Der Anfang hat etwas Rührendes: ein alter Mann, irgendwie hilflos, nicht wissend was er will… und dann das Schild mit der Sonne, da wird’s mir gleich wärmer.

So, und der Rest…
Drei verschiedene Situationen mit verschiedenen Menschen(-gruppen), am Schluss kommt alles zusammen. Der alte Mann mit Sehnsüchten und einer gewissen Hoffnungslosigkeit, das Mädchen, Laura und Karl. Ich verstehe die Zusammenhänge aber nicht. Welche Rolle spielt das Mädchen, wie Nebel? Wieso reagiert Karl so abweisend und bitter? Wieso das „Recht“? Wie gesat, ich versteh die Zusammenhänge nicht. Die Passagen mit dem alten Mann haben mir am besten gefallen, das ist so… liebevoll geschildert.

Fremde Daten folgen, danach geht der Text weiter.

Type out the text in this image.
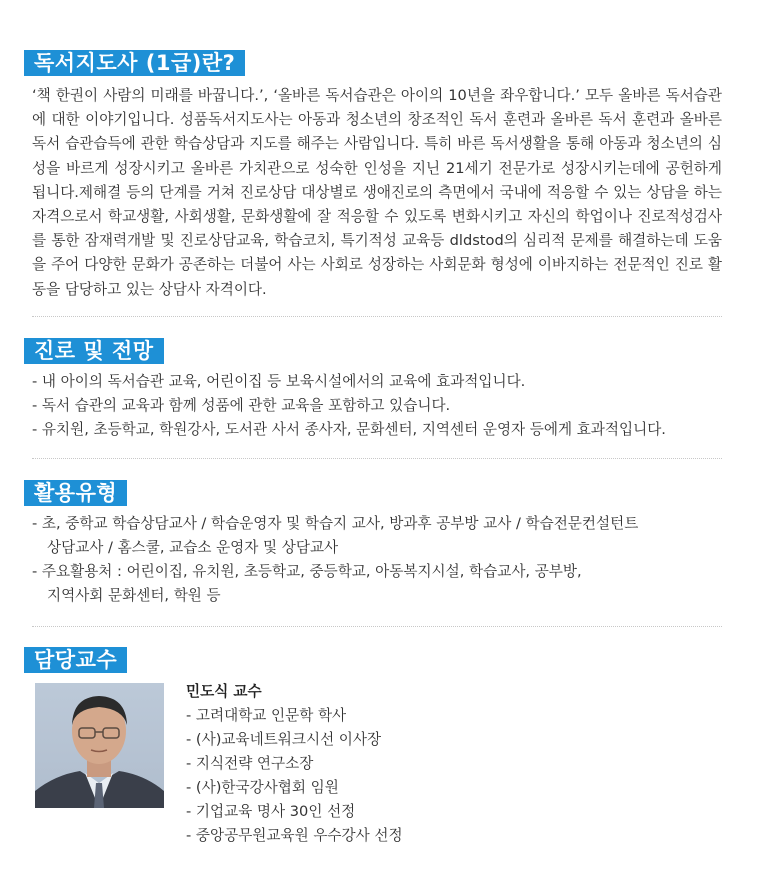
독서지도사 (1급)란?

‘책 한권이 사람의 미래를 바꿉니다.’, ‘올바른 독서습관은 아이의 10년을 좌우합니다.’ 모두 올바른 독서습관에 대한 이야기입니다. 성품독서지도사는 아동과 청소년의 창조적인 독서 훈련과 올바른 독서 훈련과 올바른 독서 습관습득에 관한 학습상담과 지도를 해주는 사람입니다. 특히 바른 독서생활을 통해 아동과 청소년의 심성을 바르게 성장시키고 올바른 가치관으로 성숙한 인성을 지닌 21세기 전문가로 성장시키는데에 공헌하게 됩니다.제해결 등의 단계를 거쳐 진로상담 대상별로 생애진로의 측면에서 국내에 적응할 수 있는 상담을 하는 자격으로서 학교생활, 사회생활, 문화생활에 잘 적응할 수 있도록 변화시키고 자신의 학업이나 진로적성검사를 통한 잠재력개발 및 진로상담교육, 학습코치, 특기적성 교육등 dldstod의 심리적 문제를 해결하는데 도움을 주어 다양한 문화가 공존하는 더불어 사는 사회로 성장하는 사회문화 형성에 이바지하는 전문적인 진로 활동을 담당하고 있는 상담사 자격이다.

진로 및 전망
- 내 아이의 독서습관 교육, 어린이집 등 보육시설에서의 교육에 효과적입니다.
- 독서 습관의 교육과 함께 성품에 관한 교육을 포함하고 있습니다.
- 유치원, 초등학교, 학원강사, 도서관 사서 종사자, 문화센터, 지역센터 운영자 등에게 효과적입니다.
활용유형
- 초, 중학교 학습상담교사 / 학습운영자 및 학습지 교사, 방과후 공부방 교사 / 학습전문컨설턴트
상담교사 / 홈스쿨, 교습소 운영자 및 상담교사
- 주요활용처 : 어린이집, 유치원, 초등학교, 중등학교, 아동복지시설, 학습교사, 공부방,
지역사회 문화센터, 학원 등
담당교수
민도식 교수
- 고려대학교 인문학 학사
- (사)교육네트워크시선 이사장
- 지식전략 연구소장
- (사)한국강사협회 임원
- 기업교육 명사 30인 선정
- 중앙공무원교육원 우수강사 선정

„Ihr fallen keine Worte ein, einige hat sie verloren, einige sind nutzlos und den Rest hat sie noch nie gehört.“ – eine der gelungensten Stellen.

Insgesamt sehr gut geschrieben, flüssig und gut formuliert, mit einfachen Worten.

Liebe Grüße
Anne

 

Hallo Wolkenkind.
Es gab nur wenige Dinge, die meinen Lesefluss unterbrachen.
"Die Straße liegt bereits am Boden", und,
"vereinzelt ROLLEN Kinder über die Straße"
da wäre "treiben" vielleicht besser.
bei dem Satz mit den, an unsichtbaren Fäden hängenden Wolken fehlt ein Fragezeichen oder nicht???

Das ganze liest sich irgendwie wie ein Fiebertraum und man fragt sich, ob es ein Erwachen gibt.
Mir gefiel es so.
Lord

 

Hi Maus und Lord Arion

Freut mich, dass ihr euch auf die Geschichte eingelassen habt. Fiebertraum trifft es vielleicht ganz gut. Teilweise kann ich mich leider mit den Wortspielereien immer noch nicht zurückhalten.
Vielleicht klappt das ja bald mal...sitze schon an nem völlig neuen, hoffentlich verständlicheren Stil, womit ich die Welt bald schocken werde :)

@Maus
schön, dass dir die alte Mann Episode gefällt. Ich kann niemandem vorschreiben, wie er zu lesen hat. Allerdings "funktioniert" die Geschichte leider nur, wenn man die Parallelstränge nicht getrennt betrachtet.

Ich habe versucht, mit den Übergängen darauf hinzuweisen. Der alte Mann versucht z.b. nicht nur sein eigenes Selbstmitleid vom Tisch zu wischen, sondern dass der gesamten Handlung. Und das kleine rote Licht, ist die Ampel ;)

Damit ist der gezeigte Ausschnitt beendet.